I've got what's likely a basic question.
I've inherited a warehouse that has multiple records on a fact table that represent the same individual. For example, they were originally loaded with an Id number of 12345 and assigned a key that we shall call 333. A year or two later the same individual was loaded again but a different Id number was given (12354) so when loaded they were thought to be a new individual thus assigned a new foreign key (444).
Now a few months ago we were sent a new dataset telling us that ID 12345 and 12354 should be the same, so the two Ids were merged and now the fact table has the following two rows for this individual:
Key ID
333 12354
444 12354
That part was easy enough. Trick is the keys are used on various tables. Now, some tables will link to ID 12354 via key 333 and other tables from 444. Obviously, this isn't good, especially since several Ids were incorrectly loaded originally..
Is there a better answer than deciding on one key to use, combing through every fact table we have, checking to see what key is used, then assigning it the correct key of the so that all tables use the same key for an ID, then close out either 333 or 444?
Does that make any sense?
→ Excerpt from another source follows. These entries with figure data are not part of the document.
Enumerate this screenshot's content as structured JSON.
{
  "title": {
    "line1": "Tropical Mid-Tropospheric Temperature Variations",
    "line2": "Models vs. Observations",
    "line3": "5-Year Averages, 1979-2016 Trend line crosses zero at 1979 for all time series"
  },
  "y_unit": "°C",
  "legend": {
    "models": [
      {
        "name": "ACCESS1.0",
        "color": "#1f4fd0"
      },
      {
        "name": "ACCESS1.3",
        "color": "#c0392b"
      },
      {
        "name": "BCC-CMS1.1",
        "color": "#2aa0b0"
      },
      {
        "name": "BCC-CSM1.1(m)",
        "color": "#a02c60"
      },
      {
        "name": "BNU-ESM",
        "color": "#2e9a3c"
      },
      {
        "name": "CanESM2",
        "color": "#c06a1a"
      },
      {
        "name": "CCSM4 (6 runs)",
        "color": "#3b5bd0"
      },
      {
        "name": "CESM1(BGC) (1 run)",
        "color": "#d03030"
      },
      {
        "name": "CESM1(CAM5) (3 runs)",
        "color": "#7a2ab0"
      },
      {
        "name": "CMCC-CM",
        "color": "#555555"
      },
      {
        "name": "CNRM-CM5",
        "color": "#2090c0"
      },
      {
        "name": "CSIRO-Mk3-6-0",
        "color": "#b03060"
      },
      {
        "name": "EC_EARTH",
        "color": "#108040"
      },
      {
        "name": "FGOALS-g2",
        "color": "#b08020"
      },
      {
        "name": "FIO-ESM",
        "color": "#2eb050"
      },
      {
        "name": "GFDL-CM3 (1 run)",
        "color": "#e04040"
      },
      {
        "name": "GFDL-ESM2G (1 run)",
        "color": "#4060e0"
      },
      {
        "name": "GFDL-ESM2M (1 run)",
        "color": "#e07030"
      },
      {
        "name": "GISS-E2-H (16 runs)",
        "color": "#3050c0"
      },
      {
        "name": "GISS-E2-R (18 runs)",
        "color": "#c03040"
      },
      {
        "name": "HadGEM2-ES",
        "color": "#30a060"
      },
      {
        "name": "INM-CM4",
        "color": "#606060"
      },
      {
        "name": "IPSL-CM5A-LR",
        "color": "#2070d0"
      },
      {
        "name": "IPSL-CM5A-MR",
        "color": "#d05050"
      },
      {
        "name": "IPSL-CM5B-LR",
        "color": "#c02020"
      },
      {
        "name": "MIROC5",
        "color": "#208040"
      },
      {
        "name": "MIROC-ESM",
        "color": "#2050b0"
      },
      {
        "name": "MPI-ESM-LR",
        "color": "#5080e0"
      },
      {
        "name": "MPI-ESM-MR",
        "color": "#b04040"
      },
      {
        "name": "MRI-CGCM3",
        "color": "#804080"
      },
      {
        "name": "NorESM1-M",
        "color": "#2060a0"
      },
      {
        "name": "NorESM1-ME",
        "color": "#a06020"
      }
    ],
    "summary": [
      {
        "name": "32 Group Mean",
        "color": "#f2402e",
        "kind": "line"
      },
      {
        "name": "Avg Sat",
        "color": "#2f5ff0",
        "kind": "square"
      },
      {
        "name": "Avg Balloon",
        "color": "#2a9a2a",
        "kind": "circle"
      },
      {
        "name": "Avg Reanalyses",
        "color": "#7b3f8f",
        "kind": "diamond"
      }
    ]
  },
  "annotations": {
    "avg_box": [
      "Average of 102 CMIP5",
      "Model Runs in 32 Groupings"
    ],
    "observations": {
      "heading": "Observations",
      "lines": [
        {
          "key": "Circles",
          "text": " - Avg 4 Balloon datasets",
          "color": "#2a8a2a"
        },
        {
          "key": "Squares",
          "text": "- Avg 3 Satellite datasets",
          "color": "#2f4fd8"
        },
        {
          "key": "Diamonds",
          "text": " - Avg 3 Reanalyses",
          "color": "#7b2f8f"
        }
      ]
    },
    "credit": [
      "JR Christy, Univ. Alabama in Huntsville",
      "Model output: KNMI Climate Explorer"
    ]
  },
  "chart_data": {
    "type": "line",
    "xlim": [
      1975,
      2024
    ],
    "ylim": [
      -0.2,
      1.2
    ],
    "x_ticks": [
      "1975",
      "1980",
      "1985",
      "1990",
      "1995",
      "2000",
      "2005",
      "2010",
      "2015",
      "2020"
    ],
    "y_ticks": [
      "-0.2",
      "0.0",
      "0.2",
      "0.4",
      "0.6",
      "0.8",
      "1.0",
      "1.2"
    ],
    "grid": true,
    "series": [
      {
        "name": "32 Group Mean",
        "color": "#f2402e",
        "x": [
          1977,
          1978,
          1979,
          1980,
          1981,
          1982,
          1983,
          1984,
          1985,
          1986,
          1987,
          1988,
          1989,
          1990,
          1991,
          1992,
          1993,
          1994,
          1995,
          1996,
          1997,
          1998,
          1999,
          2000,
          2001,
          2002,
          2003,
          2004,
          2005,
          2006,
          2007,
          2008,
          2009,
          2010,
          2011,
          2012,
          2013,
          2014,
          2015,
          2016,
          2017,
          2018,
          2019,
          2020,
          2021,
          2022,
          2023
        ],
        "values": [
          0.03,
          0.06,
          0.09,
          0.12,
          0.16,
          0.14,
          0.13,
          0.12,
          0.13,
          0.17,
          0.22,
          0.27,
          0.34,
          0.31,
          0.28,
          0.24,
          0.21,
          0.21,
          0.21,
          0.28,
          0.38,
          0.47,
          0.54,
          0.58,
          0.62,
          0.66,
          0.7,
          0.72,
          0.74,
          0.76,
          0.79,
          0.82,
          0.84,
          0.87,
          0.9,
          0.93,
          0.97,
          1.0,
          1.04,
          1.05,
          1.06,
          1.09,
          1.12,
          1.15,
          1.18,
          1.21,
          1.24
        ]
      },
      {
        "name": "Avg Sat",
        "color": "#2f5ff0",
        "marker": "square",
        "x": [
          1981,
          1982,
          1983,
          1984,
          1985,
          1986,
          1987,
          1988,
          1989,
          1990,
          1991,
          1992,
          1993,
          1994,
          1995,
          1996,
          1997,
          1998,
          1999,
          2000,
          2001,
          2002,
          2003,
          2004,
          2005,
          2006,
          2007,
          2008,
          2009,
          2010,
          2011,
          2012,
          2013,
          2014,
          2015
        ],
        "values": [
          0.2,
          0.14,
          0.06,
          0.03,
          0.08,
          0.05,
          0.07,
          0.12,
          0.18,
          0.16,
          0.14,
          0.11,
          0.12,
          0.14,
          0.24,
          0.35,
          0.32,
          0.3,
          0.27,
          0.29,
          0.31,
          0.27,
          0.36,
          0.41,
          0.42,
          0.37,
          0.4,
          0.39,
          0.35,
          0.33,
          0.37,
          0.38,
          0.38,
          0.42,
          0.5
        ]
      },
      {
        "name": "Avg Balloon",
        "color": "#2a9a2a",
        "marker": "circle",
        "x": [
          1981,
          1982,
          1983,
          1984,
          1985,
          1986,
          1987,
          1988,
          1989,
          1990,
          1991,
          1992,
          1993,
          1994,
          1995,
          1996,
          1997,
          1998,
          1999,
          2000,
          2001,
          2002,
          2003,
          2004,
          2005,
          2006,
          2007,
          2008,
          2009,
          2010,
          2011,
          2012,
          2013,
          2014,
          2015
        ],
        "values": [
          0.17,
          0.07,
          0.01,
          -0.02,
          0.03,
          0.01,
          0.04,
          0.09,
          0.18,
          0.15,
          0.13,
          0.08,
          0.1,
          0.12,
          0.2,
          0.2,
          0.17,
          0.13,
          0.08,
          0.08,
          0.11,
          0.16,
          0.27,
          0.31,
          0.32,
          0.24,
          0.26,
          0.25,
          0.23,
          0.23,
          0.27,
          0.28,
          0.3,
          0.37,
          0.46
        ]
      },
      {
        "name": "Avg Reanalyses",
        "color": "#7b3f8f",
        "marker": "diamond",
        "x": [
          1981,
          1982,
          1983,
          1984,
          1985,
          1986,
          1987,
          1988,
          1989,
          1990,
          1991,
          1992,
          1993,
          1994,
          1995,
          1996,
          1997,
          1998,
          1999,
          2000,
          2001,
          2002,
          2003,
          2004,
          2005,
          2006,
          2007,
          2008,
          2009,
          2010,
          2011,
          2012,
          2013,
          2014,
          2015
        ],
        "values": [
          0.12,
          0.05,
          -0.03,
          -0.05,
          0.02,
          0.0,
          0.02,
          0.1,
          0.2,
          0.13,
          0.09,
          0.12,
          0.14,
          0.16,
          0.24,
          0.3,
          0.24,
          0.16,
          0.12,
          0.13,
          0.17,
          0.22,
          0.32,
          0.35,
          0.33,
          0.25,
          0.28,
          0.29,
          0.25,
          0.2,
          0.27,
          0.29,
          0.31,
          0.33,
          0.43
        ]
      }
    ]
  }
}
Seems to be the way to go, but am curious if anyone has had to deal with anything similar.
Thanks, all!
When faced with similar issues my first step has been to make sure I don't have:
The problematic key associated with yet another Id
Either of Id associated with yet another Key value.
Since about 1/3 of the time one of the two above conditions fails much fun ensues, but boils down to the following:
Backup everything so you can restart if needed.
Document what changes need to be made to make all of the data consistent
Get approval for the changes
Change it
Test and verify the changes worked everywhere
If there is a source file(s) that if re-read would reintroduce the issue, modify the corresponding records there as well.
But I've never had to deal with data with very many of these types of records, only a few dozen or so.
@LinusH, ha! Well, I wish they weren't as interesting as they are, but I'm happy to give the experts here something to think about. 🙂
@ballardw, I'm _always_ backing up...
I think I'm liking the idea of the link table. As it is, the way this data is used two tables are pretty much always joined anyway, so it would be easier for our reporting team to just use the one table, instead of having to consistently join two tables first.
In doing so, this link table would have both keys in it as two separate columns? Would our report staff need to check each key column when they join or lookup data on this table?
Thanks!
I agree it's an interesting problem, as what you've described is the very common duplicate customer issue. In my experience most IT systems that deal with customer data are prone to having duplicate customers. Often they come about because of inadequate checking of existing customers when adding a new one. Where I am working now though they are also created deliberately because of system restrictions!
I also agree that a link table or what I would call a duplicate customer table is the way to go. As a general rule it is not good practice to change historical fact table data with corrections found later. The reason for this is if you repeat reports for that same period you will get different answers. A data warehouse should give you repeatable results for the same point in time no matter when you run them.There are exceptions to this of course perhaps where the errors are so large they need to be restated.